When Elizabeth Warren released her plan to subsidize center-based child care last month, she was criticized from the left for not including people who care for children at home.
Chanda Prescod-Weinstein took to Twitter:
I know this is revolutionary but what if we also stopped harassing women on welfare by acknowledging that caring work is work. Universal childcare credit for stay at home mothers! Wages for housework!
Nishile Mohile echoed that sentiment:
Women’s labor is not free, and they should be paid for the work that they do. Paying for otherwise unpaid household work could even marginally reduce the gender wage gap.
When People’s Policy Project released the Family Fun Pack, which provides free public child care to those who want it and a home child care allowance to those who care for children in the home, it was criticized by some liberals for promoting traditional gender roles.
Kathleen Geier wrote this:
In addition, the child care system should not reinforce gender inequities. That’s why we should take a hard pass on plans (such as Matt Bruenig’s otherwise excellent child care proposal) that would pay parents to stay home to take care of their kids on a permanent basis. Such schemes tend to incentivize traditional gender roles instead of abolishing them.
As a descriptive matter, Geier goes off the rails here a bit. A home child care allowance does not pay parents who stay home “on a permanent basis.” Rather, it pays them for as long as their kids are of child care age (from 6 months old to 3 years old). Additionally, a choice between free child care and a home child care allowance does not “incentivize” anything. Rather it provides equal financial support to both options, neutralizing any financial incentive to do one or the other.
But if we can put aside these confusions, it’s clear what she is getting at: relative to a system that only has free child care, a system that has free child care and a home child care allowance will result in more people doing home child care.
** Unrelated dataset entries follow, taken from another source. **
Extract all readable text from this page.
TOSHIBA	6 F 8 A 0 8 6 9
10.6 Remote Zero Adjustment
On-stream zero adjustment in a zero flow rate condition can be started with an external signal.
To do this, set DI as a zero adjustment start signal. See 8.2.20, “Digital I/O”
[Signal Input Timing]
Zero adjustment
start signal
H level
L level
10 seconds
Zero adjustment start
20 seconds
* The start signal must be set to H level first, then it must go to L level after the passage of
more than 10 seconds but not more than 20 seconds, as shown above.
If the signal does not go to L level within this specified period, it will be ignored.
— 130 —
And at least in the near term, it will be mostly women who elect to receive the home child care allowance. This would then cut against having equal numbers of men and women in the labor market (though it would not cut against having equal numbers of men and women doing paid work).
Historically, in the US and abroad, leftists and liberals have found themselves completely unable to resolve these basic questions: Is paying home child carers a radical recognition that domestic work is work and should be paid or is it a way of promoting women’s domesticity? Is working in the capitalist labor market liberation from the home and spouse or is working in the home liberation from the capitalist labor market and boss? You’re damned if you do and damned if you don’t.
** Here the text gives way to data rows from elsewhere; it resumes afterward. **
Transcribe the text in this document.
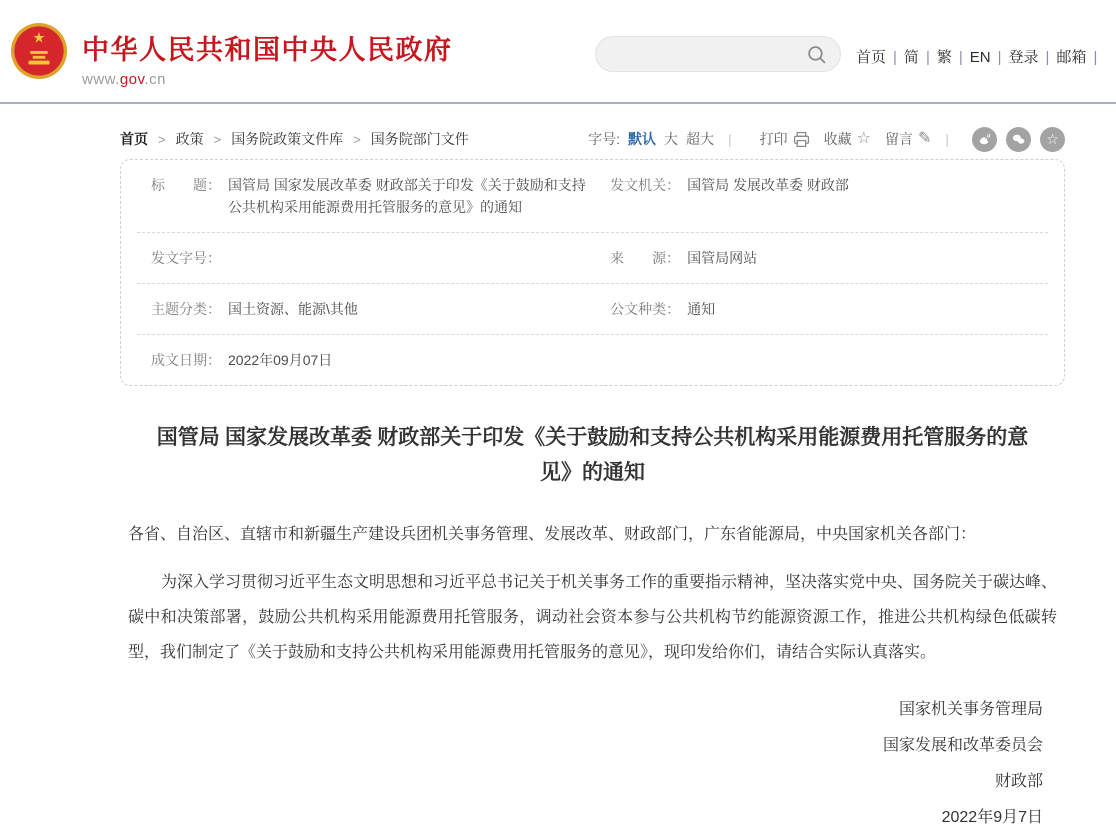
★ 中华人民共和国中央人民政府
www.gov.cn
首页 | 简 | 繁 | EN | 登录 | 邮箱 |
首页 > 政策 > 国务院政策文件库 > 国务院部门文件	字号: 默认 大 超大 | 打印	收藏 ☆ 留言 ✎ |	☆
标　　题： 国管局 国家发展改革委 财政部关于印发《关于鼓励和支持公共机构采用能源费用托管服务的意见》的通知
发文机关： 国管局 发展改革委 财政部
发文字号：	来　　源： 国管局网站
主题分类： 国土资源、能源\其他	公文种类： 通知
成文日期： 2022年09月07日
国管局 国家发展改革委 财政部关于印发《关于鼓励和支持公共机构采用能源费用托管服务的意见》的通知

各省、自治区、直辖市和新疆生产建设兵团机关事务管理、发展改革、财政部门，广东省能源局，中央国家机关各部门：

为深入学习贯彻习近平生态文明思想和习近平总书记关于机关事务工作的重要指示精神，坚决落实党中央、国务院关于碳达峰、碳中和决策部署，鼓励公共机构采用能源费用托管服务，调动社会资本参与公共机构节约能源资源工作，推进公共机构绿色低碳转型，我们制定了《关于鼓励和支持公共机构采用能源费用托管服务的意见》，现印发给你们，请结合实际认真落实。

国家机关事务管理局
国家发展和改革委员会
财政部
2022年9月7日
For me, finding an answer to the apparent conundrum is made easy by the recognition that people are going to do home child care whether you pay them or not. There just are a lot of people who have a strong preference for it, especially lower and working class people (whose labor market alternatives are often awful), rural people (for whom center-based care is logistically impractical), and immigrants. Then there are also people who have cultural preferences for it, which appears to be especially present in the Latino community.
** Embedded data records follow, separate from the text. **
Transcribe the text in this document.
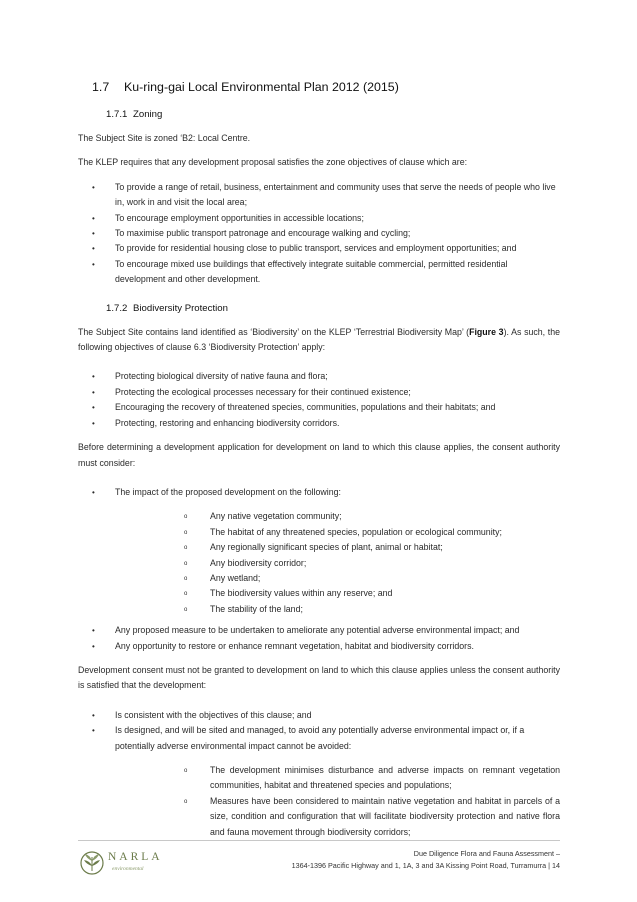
1.7 Ku-ring-gai Local Environmental Plan 2012 (2015)
1.7.1 Zoning

The Subject Site is zoned ‘B2: Local Centre.

The KLEP requires that any development proposal satisfies the zone objectives of clause which are:

• To provide a range of retail, business, entertainment and community uses that serve the needs of people who live in, work in and visit the local area;
• To encourage employment opportunities in accessible locations;
• To maximise public transport patronage and encourage walking and cycling;
• To provide for residential housing close to public transport, services and employment opportunities; and
• To encourage mixed use buildings that effectively integrate suitable commercial, permitted residential development and other development.
1.7.2 Biodiversity Protection

The Subject Site contains land identified as ‘Biodiversity’ on the KLEP ‘Terrestrial Biodiversity Map’ (Figure 3). As such, the following objectives of clause 6.3 ‘Biodiversity Protection’ apply:

• Protecting biological diversity of native fauna and flora;
• Protecting the ecological processes necessary for their continued existence;
• Encouraging the recovery of threatened species, communities, populations and their habitats; and
• Protecting, restoring and enhancing biodiversity corridors.

Before determining a development application for development on land to which this clause applies, the consent authority must consider:

• The impact of the proposed development on the following:
o Any native vegetation community;
o The habitat of any threatened species, population or ecological community;
o Any regionally significant species of plant, animal or habitat;
o Any biodiversity corridor;
o Any wetland;
o The biodiversity values within any reserve; and
o The stability of the land;
• Any proposed measure to be undertaken to ameliorate any potential adverse environmental impact; and
• Any opportunity to restore or enhance remnant vegetation, habitat and biodiversity corridors.

Development consent must not be granted to development on land to which this clause applies unless the consent authority is satisfied that the development:

• Is consistent with the objectives of this clause; and
• Is designed, and will be sited and managed, to avoid any potentially adverse environmental impact or, if a potentially adverse environmental impact cannot be avoided:
o The development minimises disturbance and adverse impacts on remnant vegetation communities, habitat and threatened species and populations;
o Measures have been considered to maintain native vegetation and habitat in parcels of a size, condition and configuration that will facilitate biodiversity protection and native flora and fauna movement through biodiversity corridors;
NARLA
environmental
Due Diligence Flora and Fauna Assessment –
1364-1396 Pacific Highway and 1, 1A, 3 and 3A Kissing Point Road, Turramurra | 14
Refusing to pay these people will likely result in some of them joining the labor market (e.g. out of financial necessity), but millions others will continue to do home child care without being paid. Not paying them will spike poverty and inequality, as well as leading to a state of affairs where more men are doing paid work than women.
To understand this divide clearly, it might be helpful to use rough numbers to illustrate the actual choice at issue here.
Suppose there are 4 million births a year. That means there will be 10 million kids between the ages of 0.5 and 3 at any given time. All 10 million of those kids have to be cared for by someone. Further suppose public centers will have a 3 to 1 ratio of carers to children and home child carers will have a 1 to 1 ratio (under the Family Fun Pack, this means home child carers will receive one-third of the pay of public child carers).
In a system that had free public child care and a home child care allowance, we can suppose that perhaps 6 million kids will be in public child care and 4 million kids will be in home child care. This creates a situation (top bar on the graph below) where there are 2 million public child care workers and 4 million home child care workers.
In a system that only had free public child care, we can suppose that half of the home child carers have to go into the labor market, leading to a situation where 8 million kids are in public child care and 2 million are at home. This creates a situation (bottom bar in the graph) where we have 2.6 million public child care workers, 2 million home child care workers, and then 1.4 million extra noncare workers.
In this scenario, by refusing to pay home child carers (who are almost all women), you can flush 2 million of them into the labor market, though 0.6 million of them wind up doing the same care work they were doing, only now in a public center.
On the one hand, this can be seen as a victory for gender equality in some frameworks since it increases the number of women in the formal labor market. On the other hand, this can be seen as a loss for gender equality in some frameworks as it makes it so that 2 million home child carers (almost all of whom are women) do not receive pay for their work. And of course, outside of the specific gender frame, not paying these people will create poverty and inequality, something I personally cannot tolerate.
Refusing to compensate certain kinds of work will no doubt reduce the amount of it that is done at the margin, but only at the expense of crushing the people who keep doing it without being paid. To me, the no-brainer way forward is to pay all child care workers, not just public child care workers, and try to work through cultural mechanisms to change the fact that the child care sector employs far more women than men (a problem not unique to home child care, but also present in center-based care).